# Dynamics question

## Homework Statement

a mass z is held on an incline plane with mass P. when the the masses are released, both objects begin to move and accelerate. find accell of the incline plane

GIVEN: z,P,angle A, surfaces are frictionless

solve in terms of these variables.

f=ma

## The Attempt at a Solution

i chose my positive x direction along the ground surface below the incline plane, toward the direction of its motion.

so first i solved for the small mass on top the normal force, which is the force which applied onto the incline plane by the small mass.

fnety=0=FNcosA - zg
FN= zg/cosA

now when i do the FBD of the incline plane the forces acting on it, are the normal (FN) which gives it an unbalanced force in the +X direction.

so i get the expression

fnetx= (z+P)a=FNsinA

subbing in the FN,i get

a= zgtanA/(z+P)

is this correct? if not can you tell me where i am going wrong.

Last edited:

nasu
Gold Member
The small mass accelerates along the y direction. So Fnet is not zero along this direction.

Ahh I see..
Fnety=zg=FN-zgcosA
FN=2zg/cosA

Ans; 2zgtanA/(z+P)

nasu
Gold Member
The vertical acceleration of the small object is not g. It's not falling freely.

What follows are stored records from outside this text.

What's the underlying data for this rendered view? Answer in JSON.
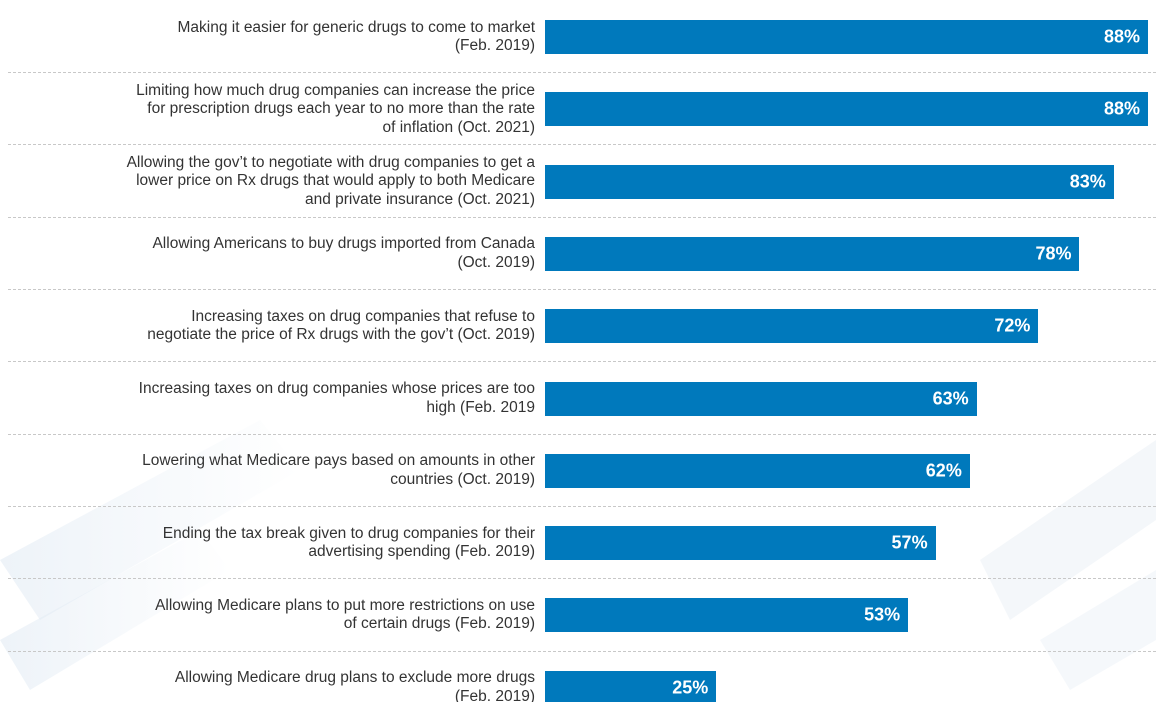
{
  "chart_data": {
    "type": "bar",
    "orientation": "horizontal",
    "categories": [
      "Making it easier for generic drugs to come to market (Feb. 2019)",
      "Limiting how much drug companies can increase the price for prescription drugs each year to no more than the rate of inflation (Oct. 2021)",
      "Allowing the gov’t to negotiate with drug companies to get a lower price on Rx drugs that would apply to both Medicare and private insurance (Oct. 2021)",
      "Allowing Americans to buy drugs imported from Canada (Oct. 2019)",
      "Increasing taxes on drug companies that refuse to negotiate the price of Rx drugs with the gov’t (Oct. 2019)",
      "Increasing taxes on drug companies whose prices are too high (Feb. 2019",
      "Lowering what Medicare pays based on amounts in other countries (Oct. 2019)",
      "Ending the tax break given to drug companies for their advertising spending (Feb. 2019)",
      "Allowing Medicare plans to put more restrictions on use of certain drugs (Feb. 2019)",
      "Allowing Medicare drug plans to exclude more drugs (Feb. 2019)"
    ],
    "values": [
      88,
      88,
      83,
      78,
      72,
      63,
      62,
      57,
      53,
      25
    ],
    "value_labels": [
      "88%",
      "88%",
      "83%",
      "78%",
      "72%",
      "63%",
      "62%",
      "57%",
      "53%",
      "25%"
    ],
    "xlim": [
      0,
      88
    ],
    "grid": false,
    "bar_color": "#0079bc",
    "label_color": "#333333",
    "value_label_color": "#ffffff",
    "divider_color": "#c8c8c8"
  }
}
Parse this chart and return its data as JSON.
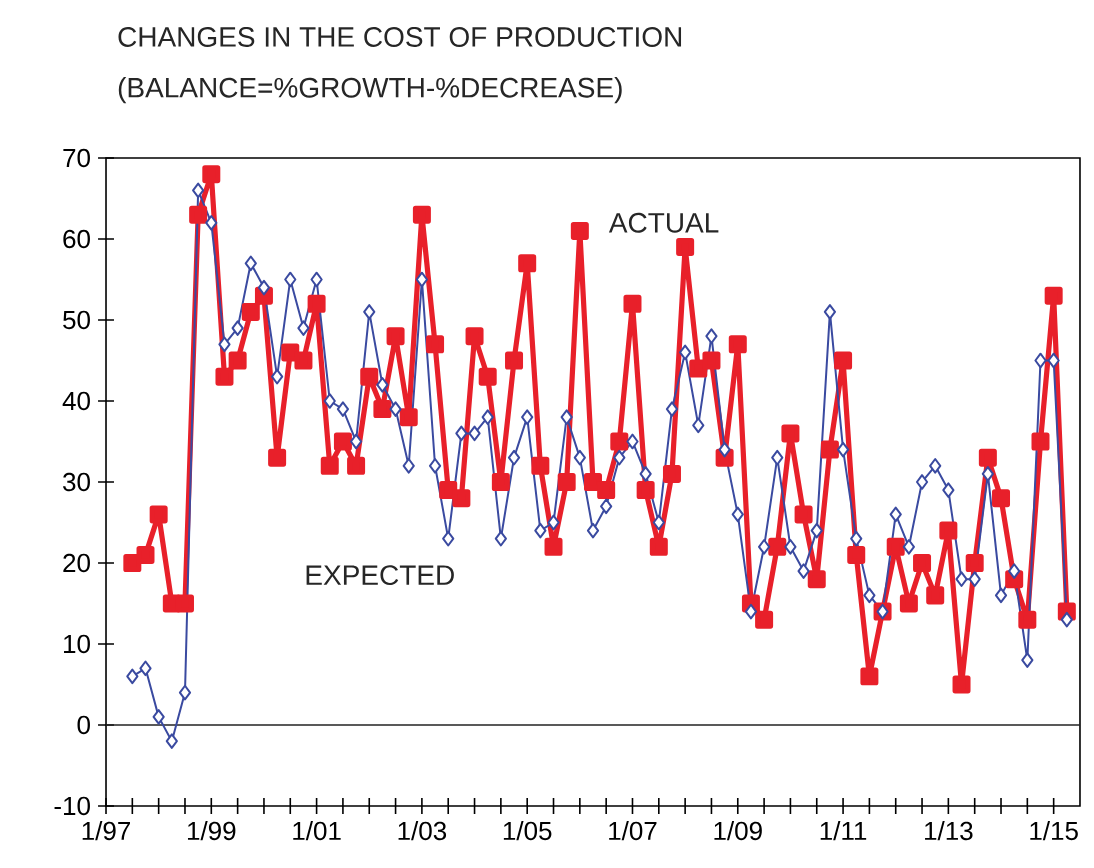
{
  "chart_data": {
    "type": "line",
    "title": "CHANGES IN THE COST OF PRODUCTION",
    "subtitle": "(BALANCE=%GROWTH-%DECREASE)",
    "x": [
      "1997-07",
      "1997-10",
      "1998-01",
      "1998-04",
      "1998-07",
      "1998-10",
      "1999-01",
      "1999-04",
      "1999-07",
      "1999-10",
      "2000-01",
      "2000-04",
      "2000-07",
      "2000-10",
      "2001-01",
      "2001-04",
      "2001-07",
      "2001-10",
      "2002-01",
      "2002-04",
      "2002-07",
      "2002-10",
      "2003-01",
      "2003-04",
      "2003-07",
      "2003-10",
      "2004-01",
      "2004-04",
      "2004-07",
      "2004-10",
      "2005-01",
      "2005-04",
      "2005-07",
      "2005-10",
      "2006-01",
      "2006-04",
      "2006-07",
      "2006-10",
      "2007-01",
      "2007-04",
      "2007-07",
      "2007-10",
      "2008-01",
      "2008-04",
      "2008-07",
      "2008-10",
      "2009-01",
      "2009-04",
      "2009-07",
      "2009-10",
      "2010-01",
      "2010-04",
      "2010-07",
      "2010-10",
      "2011-01",
      "2011-04",
      "2011-07",
      "2011-10",
      "2012-01",
      "2012-04",
      "2012-07",
      "2012-10",
      "2013-01",
      "2013-04",
      "2013-07",
      "2013-10",
      "2014-01",
      "2014-04",
      "2014-07",
      "2014-10",
      "2015-01",
      "2015-04"
    ],
    "series": [
      {
        "name": "ACTUAL",
        "color": "#e8202a",
        "marker": "square",
        "values": [
          20,
          21,
          26,
          15,
          15,
          63,
          68,
          43,
          45,
          51,
          53,
          33,
          46,
          45,
          52,
          32,
          35,
          32,
          43,
          39,
          48,
          38,
          63,
          47,
          29,
          28,
          48,
          43,
          30,
          45,
          57,
          32,
          22,
          30,
          61,
          30,
          29,
          35,
          52,
          29,
          22,
          31,
          59,
          44,
          45,
          33,
          47,
          15,
          13,
          22,
          36,
          26,
          18,
          34,
          45,
          21,
          6,
          14,
          22,
          15,
          20,
          16,
          24,
          5,
          20,
          33,
          28,
          18,
          13,
          35,
          53,
          14
        ]
      },
      {
        "name": "EXPECTED",
        "color": "#3a4aa0",
        "marker": "diamond",
        "values": [
          6,
          7,
          1,
          -2,
          4,
          66,
          62,
          47,
          49,
          57,
          54,
          43,
          55,
          49,
          55,
          40,
          39,
          35,
          51,
          42,
          39,
          32,
          55,
          32,
          23,
          36,
          36,
          38,
          23,
          33,
          38,
          24,
          25,
          38,
          33,
          24,
          27,
          33,
          35,
          31,
          25,
          39,
          46,
          37,
          48,
          34,
          26,
          14,
          22,
          33,
          22,
          19,
          24,
          51,
          34,
          23,
          16,
          14,
          26,
          22,
          30,
          32,
          29,
          18,
          18,
          31,
          16,
          19,
          8,
          45,
          45,
          13
        ]
      }
    ],
    "xlim": [
      "1997-01",
      "2015-07"
    ],
    "xticks": [
      {
        "value": "1997-01",
        "label": "1/97"
      },
      {
        "value": "1999-01",
        "label": "1/99"
      },
      {
        "value": "2001-01",
        "label": "1/01"
      },
      {
        "value": "2003-01",
        "label": "1/03"
      },
      {
        "value": "2005-01",
        "label": "1/05"
      },
      {
        "value": "2007-01",
        "label": "1/07"
      },
      {
        "value": "2009-01",
        "label": "1/09"
      },
      {
        "value": "2011-01",
        "label": "1/11"
      },
      {
        "value": "2013-01",
        "label": "1/13"
      },
      {
        "value": "2015-01",
        "label": "1/15"
      }
    ],
    "ylim": [
      -10,
      70
    ],
    "yticks": [
      -10,
      0,
      10,
      20,
      30,
      40,
      50,
      60,
      70
    ],
    "ref_lines": [
      {
        "axis": "y",
        "value": 0,
        "color": "#222222"
      }
    ],
    "grid": false
  }
}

The vertical acceleration of the small object is not g. It's not falling freely.

would it make it more simple if i chose a different frame of reference.

nasu
Gold Member
You could work in the non-inertial frame of the moving inclined plane. But I am not sure it makes simpler. Depends how it is easier to visualize for you. In the inertial frame attached to the ground or in the moving frame.